El otro gran triunfo, por supuesto, es el de sus actores, que hacen creíble una historia de delicado equilibrio que tal vez en otras manos podría haber caído con facilidad en lo ridículo. La película tiene el pudor justo, la delicadeza necesaria, el ligero coqueteo con el humor, y la ternura irremediable en la que desemboca un relato de la iniciación al sexo por parte de un tetrapléjico que ha alcanzado los treinta y ocho años de edad y que vive su virginidad con una sana curiosidad más que con cualquier tipo de frustración vital. Otro pequeño éxito de la cinta es el de transmitir esa curiosidad por la vida, ese afán de descubrir y de descubrirse, algo que otras historias grandilocuentes jamás encuentran en sus pomposos desarrollos. La sencillez aquí se transforma en una gran virtud.
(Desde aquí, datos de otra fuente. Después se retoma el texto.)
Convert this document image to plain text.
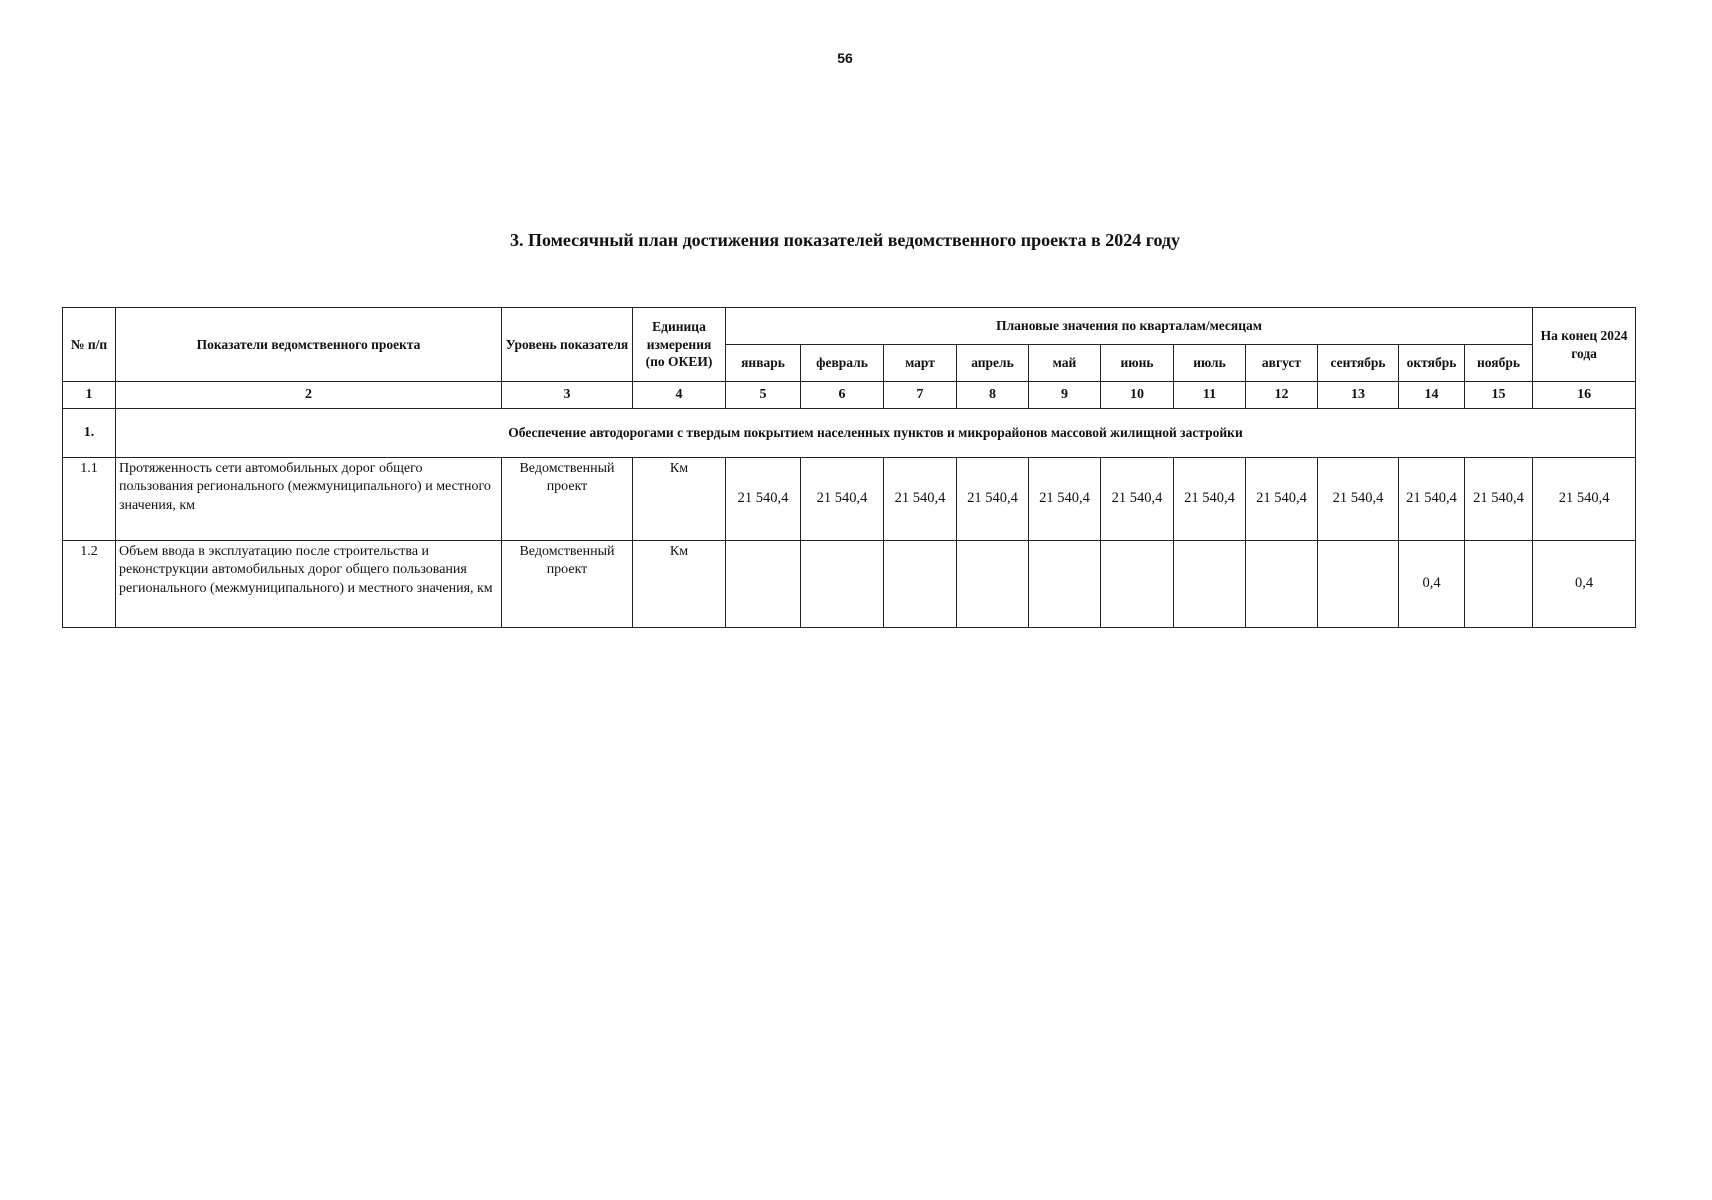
56
3. Помесячный план достижения показателей ведомственного проекта в 2024 году
№ п/п	Показатели ведомственного проекта	Уровень показателя	Единица измерения (по ОКЕИ)	Плановые значения по кварталам/месяцам											На конец 2024 года
				январь	февраль	март	апрель	май	июнь	июль	август	сентябрь	октябрь	ноябрь	
1	2	3	4	5	6	7	8	9	10	11	12	13	14	15	16
1.	Обеспечение автодорогами с твердым покрытием населенных пунктов и микрорайонов массовой жилищной застройки														
1.1	Протяженность сети автомобильных дорог общего пользования регионального (межмуниципального) и местного значения, км	Ведомственный проект	Км	21 540,4	21 540,4	21 540,4	21 540,4	21 540,4	21 540,4	21 540,4	21 540,4	21 540,4	21 540,4	21 540,4	21 540,4
1.2	Объем ввода в эксплуатацию после строительства и реконструкции автомобильных дорог общего пользования регионального (межмуниципального) и местного значения, км	Ведомственный проект	Км										0,4		0,4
Poco importan, llegados a este punto, una dirección plana que se limita a representar el texto escrito o unos personajes que acaban por encontrar imposible huir de los estereotipos propios del género. Las sesiones consigue su objetivo mucho antes de evidenciar sus carencias. Sabe cuidar al espectador, y sabe resolver sus conflictos antes de que el frágil castillo de naipes caiga por su propio peso y por las herramientas que utiliza, más primitivas cuanto más se acerca a su desenlace. Una labor de montaje envidiable y una capacidad de síntesis ejemplar en el desarrollo de sus escenas endulzan la experiencia de la película a través de esa sencillez y brevedad de la que hace gala.
Nada ha cambiado en el género, por mucho que la propia evolución del medio nos haga pensar, ante cada nueva película, que estamos ante un filme cuya experiencia personal y emocional nos empuja a otorgarle un valor mayor al que merece. El tiempo matiza razonablemente las conquistas de productos como este, aunque es probable que a partir de ahora Ben Lewin tenga carta blanca para hacer lo que quiera. La fórmula está ahí, las buenas intenciones siguen ahí y los límites de la condescendencia también continúan su particular coqueteo con el relato. La diferencia aquí es que no se sirve de ninguno de esos elementos para proyectar su previsible éxito, sino que por encima de ellos se encuentra el respeto por aquello que cuenta y, más aún, por aquellos a quienes se lo intenta contar.